5. A 25-year-old man with corneal verticillata (corneal opacity), chronic burning pain in his hands and feet since childhood, clustered angiokeratomas on his trunk, and proteinuria presents with an acute ischemic stroke. His maternal grandmother died of renal failure at age 50. An enzyme assay shows markedly reduced alpha-galactosidase A activity. Which statement about his ongoing management is CORRECT?

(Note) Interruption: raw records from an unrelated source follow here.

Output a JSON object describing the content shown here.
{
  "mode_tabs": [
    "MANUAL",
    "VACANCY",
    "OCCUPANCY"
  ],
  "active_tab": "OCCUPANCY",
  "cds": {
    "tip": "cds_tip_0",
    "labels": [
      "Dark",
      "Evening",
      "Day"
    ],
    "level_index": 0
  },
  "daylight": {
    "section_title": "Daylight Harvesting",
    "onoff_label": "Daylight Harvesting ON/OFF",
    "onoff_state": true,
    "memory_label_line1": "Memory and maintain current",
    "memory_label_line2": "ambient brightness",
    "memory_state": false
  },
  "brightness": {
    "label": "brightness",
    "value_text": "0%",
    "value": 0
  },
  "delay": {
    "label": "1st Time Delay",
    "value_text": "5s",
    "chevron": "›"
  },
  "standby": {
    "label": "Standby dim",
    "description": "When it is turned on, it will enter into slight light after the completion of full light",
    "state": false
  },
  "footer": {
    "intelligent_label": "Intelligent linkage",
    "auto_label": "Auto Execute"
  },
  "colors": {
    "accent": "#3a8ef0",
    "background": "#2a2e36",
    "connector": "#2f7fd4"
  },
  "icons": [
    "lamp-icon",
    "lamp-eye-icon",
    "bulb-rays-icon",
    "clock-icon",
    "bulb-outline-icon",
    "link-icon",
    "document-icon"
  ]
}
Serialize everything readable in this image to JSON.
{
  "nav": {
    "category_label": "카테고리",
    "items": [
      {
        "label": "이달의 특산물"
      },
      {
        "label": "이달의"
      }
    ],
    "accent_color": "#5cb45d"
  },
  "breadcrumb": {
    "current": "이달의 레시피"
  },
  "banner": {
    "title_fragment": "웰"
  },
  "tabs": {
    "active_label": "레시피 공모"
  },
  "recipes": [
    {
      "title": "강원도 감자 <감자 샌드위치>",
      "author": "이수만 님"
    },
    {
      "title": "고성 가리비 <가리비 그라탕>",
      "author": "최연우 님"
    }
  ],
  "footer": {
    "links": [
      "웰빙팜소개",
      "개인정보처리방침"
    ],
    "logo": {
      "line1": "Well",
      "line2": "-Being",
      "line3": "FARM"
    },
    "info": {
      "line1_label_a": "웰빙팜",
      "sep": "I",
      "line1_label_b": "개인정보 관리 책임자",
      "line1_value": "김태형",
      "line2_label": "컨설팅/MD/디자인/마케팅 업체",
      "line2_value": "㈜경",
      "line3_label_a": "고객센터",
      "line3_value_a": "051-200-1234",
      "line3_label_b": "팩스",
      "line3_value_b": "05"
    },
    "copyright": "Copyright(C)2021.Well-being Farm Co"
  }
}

  1. A.No disease-specific therapy is available — treatment is limited to standard stroke secondary prevention measures
  2. B.Enzyme replacement therapy with agalsidase should be initiated to reduce glycosphingolipid accumulation✓
  3. C.Copper chelation therapy should be started for this X-linked metabolic storage disorder causing vascular damage
  4. D.The enzyme deficiency is an incidental laboratory finding unrelated to his acute ischemic stroke presentation

This patient has Fabry disease, an X-linked lysosomal storage disorder caused by deficiency of alpha-galactosidase A (GLA gene). The deficiency leads to accumulation of globotrianosylceramide (Gb3) in vascular endothelium, neurons, cardiac tissue, and kidneys. Stroke in the third to fourth decade, acroparesthesias, angiokeratomas, corneal verticillata, and progressive renal disease are the classic features. The maternal family history (affected maternal grandmother with renal failure) fits the X-linked inheritance pattern. Enzyme replacement therapy with recombinant agalsidase alfa or beta is available and reduces Gb3 accumulation, slowing disease progression. This is one of the most clinically important examples where identifying the genetic cause of stroke directly changes management beyond standard secondary prevention.